The medical examination has proved that Freddie Gray’s death was a homicide. Thus, before any trial has taken place and while charges against officers are still pending, the City of Baltimore has agreed to the settlement in the best interest of the city. The Baltimore Police Union isn’t very pleased with the decision and considers the agreement to be offensive. The $6.4 million is waiting to be approved by the Baltimore’s Board of Estimates this upcoming Wednesday. If it is approved, the family will receive $2.8 million this fiscal year and the rest, $3.6 million, in the next fiscal year in July.
Gray, a 25-year-old black male, was arrested on April 12 and died on April 19 due to a severe spine injury caused while under police custody. On the date of Freddie Gray’s arrest, several images from security cameras show him running away from the police.
Officers frisked and arrested Gray, then immobilized him using a technique called “leg lace,” where his feet were forcefully bent toward his back. Gray was cuffed and placed in the police car as shown by videos taken by pedestrians. It also can be seen in several videos that when Gray was lifted by officers and dragged towards the car, he asked for medical aid.
Once in the car, Gray was taken for a “nickel ride” or “rough ride,” a practice implemented commonly by officers in which the moving vehicle is abruptly stopped. The goal is to hit and/or scare the arrested person seated in the back of the car.

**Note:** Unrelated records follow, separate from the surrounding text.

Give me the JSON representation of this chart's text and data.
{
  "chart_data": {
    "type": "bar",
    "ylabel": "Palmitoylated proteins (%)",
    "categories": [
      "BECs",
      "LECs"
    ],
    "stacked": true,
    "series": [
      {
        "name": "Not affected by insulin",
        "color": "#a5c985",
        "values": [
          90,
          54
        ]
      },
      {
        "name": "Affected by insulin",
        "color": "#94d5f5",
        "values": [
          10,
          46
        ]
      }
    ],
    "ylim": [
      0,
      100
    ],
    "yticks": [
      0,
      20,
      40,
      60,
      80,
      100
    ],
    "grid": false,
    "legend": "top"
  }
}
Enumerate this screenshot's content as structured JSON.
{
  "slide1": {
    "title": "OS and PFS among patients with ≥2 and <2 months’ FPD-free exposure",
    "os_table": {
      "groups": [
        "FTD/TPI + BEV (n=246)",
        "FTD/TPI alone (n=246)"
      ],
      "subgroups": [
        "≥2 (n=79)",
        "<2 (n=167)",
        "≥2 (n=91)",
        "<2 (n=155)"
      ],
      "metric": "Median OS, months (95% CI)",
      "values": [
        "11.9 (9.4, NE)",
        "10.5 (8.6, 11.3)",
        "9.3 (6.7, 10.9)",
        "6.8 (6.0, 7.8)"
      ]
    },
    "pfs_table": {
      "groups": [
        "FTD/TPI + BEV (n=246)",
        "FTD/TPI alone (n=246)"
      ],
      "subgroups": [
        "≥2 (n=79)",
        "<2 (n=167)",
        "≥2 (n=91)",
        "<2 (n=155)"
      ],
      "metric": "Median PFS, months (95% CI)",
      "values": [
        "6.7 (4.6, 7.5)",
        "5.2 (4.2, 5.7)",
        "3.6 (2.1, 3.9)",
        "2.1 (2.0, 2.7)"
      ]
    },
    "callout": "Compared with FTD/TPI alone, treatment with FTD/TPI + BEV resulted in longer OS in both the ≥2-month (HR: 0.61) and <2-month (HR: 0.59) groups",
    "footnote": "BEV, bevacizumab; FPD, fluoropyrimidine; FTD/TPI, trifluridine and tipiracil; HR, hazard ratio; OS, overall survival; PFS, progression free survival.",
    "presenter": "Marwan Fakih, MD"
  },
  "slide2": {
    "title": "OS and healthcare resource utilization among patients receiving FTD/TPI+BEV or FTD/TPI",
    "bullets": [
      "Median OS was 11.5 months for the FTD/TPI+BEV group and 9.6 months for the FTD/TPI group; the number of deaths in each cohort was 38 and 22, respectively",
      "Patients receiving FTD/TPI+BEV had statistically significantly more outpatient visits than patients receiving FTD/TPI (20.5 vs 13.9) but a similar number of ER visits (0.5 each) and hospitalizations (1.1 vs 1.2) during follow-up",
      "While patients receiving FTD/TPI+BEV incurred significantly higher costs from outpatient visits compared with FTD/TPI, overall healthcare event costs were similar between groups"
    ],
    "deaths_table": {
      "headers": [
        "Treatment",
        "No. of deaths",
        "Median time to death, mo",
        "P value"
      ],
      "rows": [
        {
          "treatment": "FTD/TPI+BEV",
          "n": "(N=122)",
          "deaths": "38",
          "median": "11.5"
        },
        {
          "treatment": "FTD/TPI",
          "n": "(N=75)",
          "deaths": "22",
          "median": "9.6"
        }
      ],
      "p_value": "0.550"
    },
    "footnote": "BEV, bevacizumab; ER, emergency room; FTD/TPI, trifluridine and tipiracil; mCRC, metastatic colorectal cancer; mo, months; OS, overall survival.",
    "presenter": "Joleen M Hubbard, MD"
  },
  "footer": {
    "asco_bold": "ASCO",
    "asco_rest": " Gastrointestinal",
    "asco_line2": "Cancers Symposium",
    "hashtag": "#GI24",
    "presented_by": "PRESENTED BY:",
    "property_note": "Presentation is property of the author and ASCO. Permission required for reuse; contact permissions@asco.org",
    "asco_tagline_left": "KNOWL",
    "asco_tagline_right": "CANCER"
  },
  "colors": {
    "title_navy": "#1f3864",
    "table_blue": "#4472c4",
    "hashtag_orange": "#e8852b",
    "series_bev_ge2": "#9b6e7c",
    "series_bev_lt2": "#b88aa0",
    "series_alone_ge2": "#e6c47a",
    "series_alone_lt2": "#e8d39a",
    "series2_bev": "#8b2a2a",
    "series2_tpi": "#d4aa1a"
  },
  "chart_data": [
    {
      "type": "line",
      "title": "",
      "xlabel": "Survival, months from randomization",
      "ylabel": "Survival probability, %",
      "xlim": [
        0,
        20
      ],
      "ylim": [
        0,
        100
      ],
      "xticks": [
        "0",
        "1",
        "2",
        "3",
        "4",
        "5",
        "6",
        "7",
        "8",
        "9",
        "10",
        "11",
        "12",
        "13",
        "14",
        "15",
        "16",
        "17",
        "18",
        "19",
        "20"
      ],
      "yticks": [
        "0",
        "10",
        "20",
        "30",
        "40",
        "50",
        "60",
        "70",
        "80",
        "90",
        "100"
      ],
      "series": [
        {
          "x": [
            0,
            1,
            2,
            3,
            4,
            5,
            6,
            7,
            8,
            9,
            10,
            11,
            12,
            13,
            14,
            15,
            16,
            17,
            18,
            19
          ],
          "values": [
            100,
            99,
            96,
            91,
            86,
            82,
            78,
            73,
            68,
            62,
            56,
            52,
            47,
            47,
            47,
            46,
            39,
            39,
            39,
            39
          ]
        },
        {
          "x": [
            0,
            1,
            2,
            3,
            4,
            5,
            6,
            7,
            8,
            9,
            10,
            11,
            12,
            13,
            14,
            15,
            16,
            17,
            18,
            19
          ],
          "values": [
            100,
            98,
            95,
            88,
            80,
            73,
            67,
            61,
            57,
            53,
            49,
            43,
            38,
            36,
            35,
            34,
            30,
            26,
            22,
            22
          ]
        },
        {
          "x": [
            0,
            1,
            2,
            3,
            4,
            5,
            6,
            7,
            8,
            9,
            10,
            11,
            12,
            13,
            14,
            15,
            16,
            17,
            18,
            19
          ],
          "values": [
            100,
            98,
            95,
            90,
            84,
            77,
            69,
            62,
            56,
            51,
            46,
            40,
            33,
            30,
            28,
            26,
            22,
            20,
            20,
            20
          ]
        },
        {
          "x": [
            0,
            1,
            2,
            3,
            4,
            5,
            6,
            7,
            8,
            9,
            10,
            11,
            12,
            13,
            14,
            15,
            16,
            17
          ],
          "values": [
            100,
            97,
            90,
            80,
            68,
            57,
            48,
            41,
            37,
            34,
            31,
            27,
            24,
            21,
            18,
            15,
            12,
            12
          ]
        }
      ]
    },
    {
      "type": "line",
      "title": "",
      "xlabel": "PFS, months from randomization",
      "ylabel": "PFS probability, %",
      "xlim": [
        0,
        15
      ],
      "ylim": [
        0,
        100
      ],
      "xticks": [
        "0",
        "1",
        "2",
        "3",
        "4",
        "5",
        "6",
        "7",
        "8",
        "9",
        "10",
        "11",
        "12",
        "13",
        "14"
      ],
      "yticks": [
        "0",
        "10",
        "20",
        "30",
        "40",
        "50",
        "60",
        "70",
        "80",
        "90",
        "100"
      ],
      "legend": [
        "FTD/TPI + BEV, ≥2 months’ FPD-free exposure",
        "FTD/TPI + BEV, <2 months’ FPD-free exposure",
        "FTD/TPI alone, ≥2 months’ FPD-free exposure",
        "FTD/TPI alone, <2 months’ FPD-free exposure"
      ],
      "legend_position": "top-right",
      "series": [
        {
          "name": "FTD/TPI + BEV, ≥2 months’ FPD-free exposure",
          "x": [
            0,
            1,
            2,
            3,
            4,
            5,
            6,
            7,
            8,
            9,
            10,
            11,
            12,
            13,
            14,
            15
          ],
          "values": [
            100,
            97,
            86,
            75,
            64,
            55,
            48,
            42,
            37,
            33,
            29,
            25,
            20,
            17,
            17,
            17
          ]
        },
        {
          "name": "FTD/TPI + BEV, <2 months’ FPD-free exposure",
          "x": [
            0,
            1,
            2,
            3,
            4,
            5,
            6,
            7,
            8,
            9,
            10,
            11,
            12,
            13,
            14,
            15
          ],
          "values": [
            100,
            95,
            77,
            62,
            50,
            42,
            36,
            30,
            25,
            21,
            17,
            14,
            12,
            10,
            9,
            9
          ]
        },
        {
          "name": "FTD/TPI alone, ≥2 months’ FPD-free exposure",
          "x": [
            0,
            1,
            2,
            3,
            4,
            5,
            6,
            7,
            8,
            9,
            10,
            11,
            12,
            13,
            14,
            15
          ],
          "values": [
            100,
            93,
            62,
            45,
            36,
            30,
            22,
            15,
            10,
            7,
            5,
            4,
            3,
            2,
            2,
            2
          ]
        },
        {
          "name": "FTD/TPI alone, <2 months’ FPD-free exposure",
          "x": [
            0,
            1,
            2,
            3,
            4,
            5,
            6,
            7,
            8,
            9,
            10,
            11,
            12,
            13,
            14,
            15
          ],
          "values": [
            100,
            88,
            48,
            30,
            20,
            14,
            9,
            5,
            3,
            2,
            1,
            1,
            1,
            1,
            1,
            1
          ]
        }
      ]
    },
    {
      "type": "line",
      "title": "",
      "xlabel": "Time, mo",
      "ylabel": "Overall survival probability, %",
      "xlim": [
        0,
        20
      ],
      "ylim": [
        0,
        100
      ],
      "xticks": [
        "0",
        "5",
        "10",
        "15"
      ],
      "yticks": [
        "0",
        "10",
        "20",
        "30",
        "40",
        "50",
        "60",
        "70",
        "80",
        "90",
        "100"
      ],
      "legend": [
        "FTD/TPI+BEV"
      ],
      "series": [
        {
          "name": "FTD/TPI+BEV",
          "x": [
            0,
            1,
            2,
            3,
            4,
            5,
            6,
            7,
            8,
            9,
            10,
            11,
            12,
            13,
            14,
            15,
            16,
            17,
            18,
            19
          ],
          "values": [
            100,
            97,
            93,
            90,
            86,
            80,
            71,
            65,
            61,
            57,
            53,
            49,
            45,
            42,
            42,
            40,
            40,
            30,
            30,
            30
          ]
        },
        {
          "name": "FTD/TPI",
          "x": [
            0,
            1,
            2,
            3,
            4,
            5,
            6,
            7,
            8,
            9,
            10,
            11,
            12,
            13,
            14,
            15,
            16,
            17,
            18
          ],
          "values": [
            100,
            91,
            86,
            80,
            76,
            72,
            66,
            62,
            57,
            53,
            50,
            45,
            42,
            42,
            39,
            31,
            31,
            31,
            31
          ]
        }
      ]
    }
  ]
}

At one of the several stops, officers took Freddie Gray out of the car to fill out proper paperwork. Once finished, Gray was ankle-cuffed and thrown in the car to continue the “rough ride.” Gray asked for medical assistance again, stating he wasn’t able to breathe, but the officers ignored Gray’s requests.
The autopsy results revealed that Gray’s cause of death was the result of the injuries and trauma he obtained while in police custody. On April 27, the date of Gray’s funeral, protests and riots went on throughout the city of Baltimore. Maryland’s Governor, Larry Hogan, called on the National Guard and Baltimore’s Mayor, Stephanie Rawlings-Blake, to implement a curfew.
Blake recently announced that she would not be running for re-election.
Six police officers are currently facing trial for the death of Gray. Every officer will be individually tried as soon as next month within Baltimore’s jurisdiction, as announced last Thursday. The Prosecutor will be Marilyn Mosby.
On September 10, while the pre-trial was taking place, a peaceful protest occurred outside the courthouse. During this protest, there was an estimated 500 people gathered, and together they screamed from the top of their lungs, “NO JUSTICE, NO PEACE!”
Although a settlement was reached between the Gray family and the City of Baltimore, there is still more mending that needs to be done.